I have about 3000 text documents which are related to a duration of time when the document was "interesting". So lets say document 1 has 300 lines of text with content, which led to a duration of interest of 5.5 days, whereas another document with 40 lines of text led to a duration of 6.7 days being "interesting", and so on.
Now the task is to predict the duration of interest (which is a continuous value) based on the text content.
I have two ideas to approach the problem:
- Build a model of similar documents with a technology like http://radimrehurek.com/gensim/simserver.html. When a new document arrives one could try to find the 10 most similar documents in the past and simply compute the average of their duration and take that value as prediction for the duration of interest for the new document.
- Put the documents into categories of duration (e.g. 1 day, 2 days, 3-5 days, 6-10 days, ...). Then train a classifier to predict the category of duration based on the text content.
The advantage of idea #1 is that I could also calculate the standard deviation of my prediction, whereas with idea #2 it is less clear to me, how I could compute a similar measure of uncertainty of my prediction. Also it is unclear to me which categories to chose to get the best results from a classifier.

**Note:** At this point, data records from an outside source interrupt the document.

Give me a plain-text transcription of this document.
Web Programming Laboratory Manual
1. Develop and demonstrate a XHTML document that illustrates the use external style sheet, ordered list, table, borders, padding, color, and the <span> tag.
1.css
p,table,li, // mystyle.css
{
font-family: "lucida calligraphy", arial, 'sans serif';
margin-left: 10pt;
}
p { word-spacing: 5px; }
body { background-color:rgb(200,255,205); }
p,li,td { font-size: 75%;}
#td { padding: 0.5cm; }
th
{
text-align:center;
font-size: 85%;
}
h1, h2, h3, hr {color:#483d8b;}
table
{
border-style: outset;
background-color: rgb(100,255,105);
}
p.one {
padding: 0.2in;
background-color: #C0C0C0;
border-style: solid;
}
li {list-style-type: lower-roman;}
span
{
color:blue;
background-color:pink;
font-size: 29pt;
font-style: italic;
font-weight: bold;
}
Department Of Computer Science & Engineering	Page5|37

So is there a rule of thumb how to build a systems to best predict a continuous value like time from text documents? Should one use a classifier or should one use an approach using average values on similar documents? I have no real experience in that area and would like to know, which approach you think would probably yield the best results. Bonus point are given if you know a simple existing technology (Java or Python based) which could be used to solve this problem.